The state will reinstate the weekly work-search mandate starting the week of May 23, the Ohio Department of Job and Family Services announced late Monday afternoon.
“Now that Ohioans have had the opportunity to receive the COVID-19 vaccine and can safely return to work, it only makes sense that we restore work-search requirements for everyone,” Gov. Mike DeWine said in statement.
The state jobs agency previously suspended the rule in 2020, when the virus became a pandemic and the federal government authorized states to waive it. However, the agency reinstated the work-search requirement in December for new unemployment claims, while exempting existing claims.
Work-search activities include applying for a job, attending a resume-writing course, or creating and maintaining a re-employment plan on OhioMeansJobs.com, according to the news release. Some people will be exempt from conducting work-search activities, including employees on a temporary layoff of 45 days or less, and individuals in approved training, under state law.
Job-seekers who are members in good standing with a union hiring hall that refers its members to jobs will meet their weekly work-search requirement, the release said.
The Ohio Department of Job and Family Services will notify directly unemployed people affected by the change, the state said.
The extended federal unemployment benefits, which were extended until September because of the pandemic, is the biggest barrier to getting people back to work, said Chris Kershner, president and CEO of the Dayton Area Chamber of Commerce. However, plenty of jobs are available in the Dayton region, so people who want to work should be searching for those jobs, he said.
“Employers have job openings right now that they need filled, and they want to fill those jobs with hard working people in the Dayton area,” Kershner said.
The strides the economy has made of late and the progress with vaccinating people indicate that it’s time to reinstate requirements to encourage Ohioans to rejoin the workforce, and ensure they are looking for jobs to qualify for these benefits, said Rea S. Hederman Jr., vice president of policy at conservative think tank The Buckeye Institute.

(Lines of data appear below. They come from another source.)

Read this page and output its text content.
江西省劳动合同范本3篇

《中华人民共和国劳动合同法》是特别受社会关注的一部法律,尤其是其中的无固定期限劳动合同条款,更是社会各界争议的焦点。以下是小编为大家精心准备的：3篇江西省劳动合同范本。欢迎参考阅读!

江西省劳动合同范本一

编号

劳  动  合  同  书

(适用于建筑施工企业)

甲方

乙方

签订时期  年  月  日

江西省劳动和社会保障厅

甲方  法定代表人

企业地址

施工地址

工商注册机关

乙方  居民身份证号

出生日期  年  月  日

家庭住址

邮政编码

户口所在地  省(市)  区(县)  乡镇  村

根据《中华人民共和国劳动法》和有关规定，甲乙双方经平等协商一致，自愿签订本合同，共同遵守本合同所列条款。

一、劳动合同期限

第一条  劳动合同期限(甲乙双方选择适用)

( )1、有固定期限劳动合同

Many Ohioans are willing to return to work and they’ll be looking for jobs. However, child care remains in short supply and many of the available jobs in food service and hospitality are paying the sub-minimum wage, Hannah Halbert, said executive director of Policy Matters Ohio.
“Cutting the unemployment system will not solve these barriers to work but better wage and child care supports can,” she said.
The U.S. added 266,000 jobs in April, and although that figure fell short of expectations, experts say the economy will continue to grow in the coming months. The U.S. unemployment rate increased to 6.1%.
Ohio’s unemployment rate was 4.7% in March, down from 5.0% in February. April’s unemployment rate will be released on May 21.
Reporter Josh Sweigart contributed to this report.